The NICD said the new variation was identified in 74 percent of the viral genomes it sequenced last month, which was originally discovered in a sample obtained on November 8 in Gauteng, South Africa’s most populated region.
Experts are racing to ascertain the amount of protection offered by vaccinations while major uncertainties about how transmissible the Omicron form, which has been found in at least two dozen places around the world, remain. Maria van Kerkhove, an epidemiologist of the World Health Organization (WHO), said during a press conference that statistics on how contagious Omicron was should be available “within days.”
Omicron was able to elude some protection, according to early epidemiological data, but existing vaccinations should still protect against severe sickness and death, according to the NICD. Uur ahin, BioNTech’s CEO, said the vaccine the company is developing in collaboration with Pfizer is anticipated to provide excellent protection against severe Omicron illness.
While countries awaited a more complete picture, many proceeded to tighten border controls in the hopes of halting the virus’s spread.
South Korea tightened travel restrictions after discovering the first five Omicron cases, raising concerns about how the new type would influence the country’s current Covid outbreak.
For the next two weeks, authorities have suspended quarantine exemptions for fully vaccinated arriving travelers, who must now undergo a 10-day quarantine.
On Thursday, South Korea’s daily infection rate surpassed 5,200 for the first time, raising concerns about the dramatic surge in patients with severe symptoms.
Although limitations were removed earlier this month in the country, which has about 92 percent of individuals properly vaccinated, infections have increased since then, and the emergence of Omicron has fueled new concerns about pressure on the already overburdened healthcare system.
In Europe, the head of the European Union’s executive body said the new version is in a “race against time” to be stopped while experts figure out how hazardous it is. The EU has moved forward the start date of its vaccination rollout for children aged five to eleven years old by a week, to December 13th.

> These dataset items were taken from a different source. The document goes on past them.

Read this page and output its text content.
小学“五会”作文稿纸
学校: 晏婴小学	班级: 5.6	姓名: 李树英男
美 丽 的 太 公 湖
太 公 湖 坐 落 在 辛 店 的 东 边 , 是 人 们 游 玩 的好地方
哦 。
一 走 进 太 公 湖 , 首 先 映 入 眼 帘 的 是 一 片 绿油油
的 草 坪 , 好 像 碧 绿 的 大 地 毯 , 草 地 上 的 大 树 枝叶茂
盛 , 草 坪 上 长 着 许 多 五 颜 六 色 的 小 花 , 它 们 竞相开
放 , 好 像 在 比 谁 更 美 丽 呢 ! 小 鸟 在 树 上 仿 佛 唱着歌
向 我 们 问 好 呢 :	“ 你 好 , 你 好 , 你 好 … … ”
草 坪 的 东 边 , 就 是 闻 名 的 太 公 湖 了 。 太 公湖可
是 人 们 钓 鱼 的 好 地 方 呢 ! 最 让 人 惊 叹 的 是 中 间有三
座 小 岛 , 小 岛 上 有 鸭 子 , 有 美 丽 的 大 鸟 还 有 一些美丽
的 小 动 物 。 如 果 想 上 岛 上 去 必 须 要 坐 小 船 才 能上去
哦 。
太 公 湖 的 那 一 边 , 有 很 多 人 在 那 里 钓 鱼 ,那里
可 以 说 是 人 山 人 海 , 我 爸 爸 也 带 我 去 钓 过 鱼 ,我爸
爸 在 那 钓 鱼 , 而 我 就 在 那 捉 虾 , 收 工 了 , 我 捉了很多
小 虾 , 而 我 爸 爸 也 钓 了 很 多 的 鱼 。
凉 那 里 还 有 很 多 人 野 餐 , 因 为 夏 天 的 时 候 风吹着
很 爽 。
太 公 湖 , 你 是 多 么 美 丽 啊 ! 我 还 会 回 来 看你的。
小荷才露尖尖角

At a press conference, European Commission President Ursula von der Leyen said, “Prepare for the worse, hope for the best.”
In reaction to the new variety, the United Kingdom and the United States have both increased their booster programs, while Australia is revising its timeline.
Anthony Fauci, a leading infectious diseases specialist in the United States, emphasized that fully vaccinated persons should obtain a booster vaccine if they are eligible to ensure the maximum possible protection.
Nonetheless, the WHO has said several times that the coronavirus would continue to produce new varieties as long as it is permitted to circulate freely in huge populations of uninfected people.
“We have a poisonous mix of poor vaccination coverage and extremely low testing globally — a formula for breeding and amplifying variations,” WHO Director-General Tedros Adhanom Ghebreyesus stated, warning the globe that the Delta variant “accounts for practically all cases.”
“To prevent Delta transfer and save lives, we must employ the instruments we currently have.” And if we do that, we’ll be able to avoid Omicron transmission and save lives,” he added.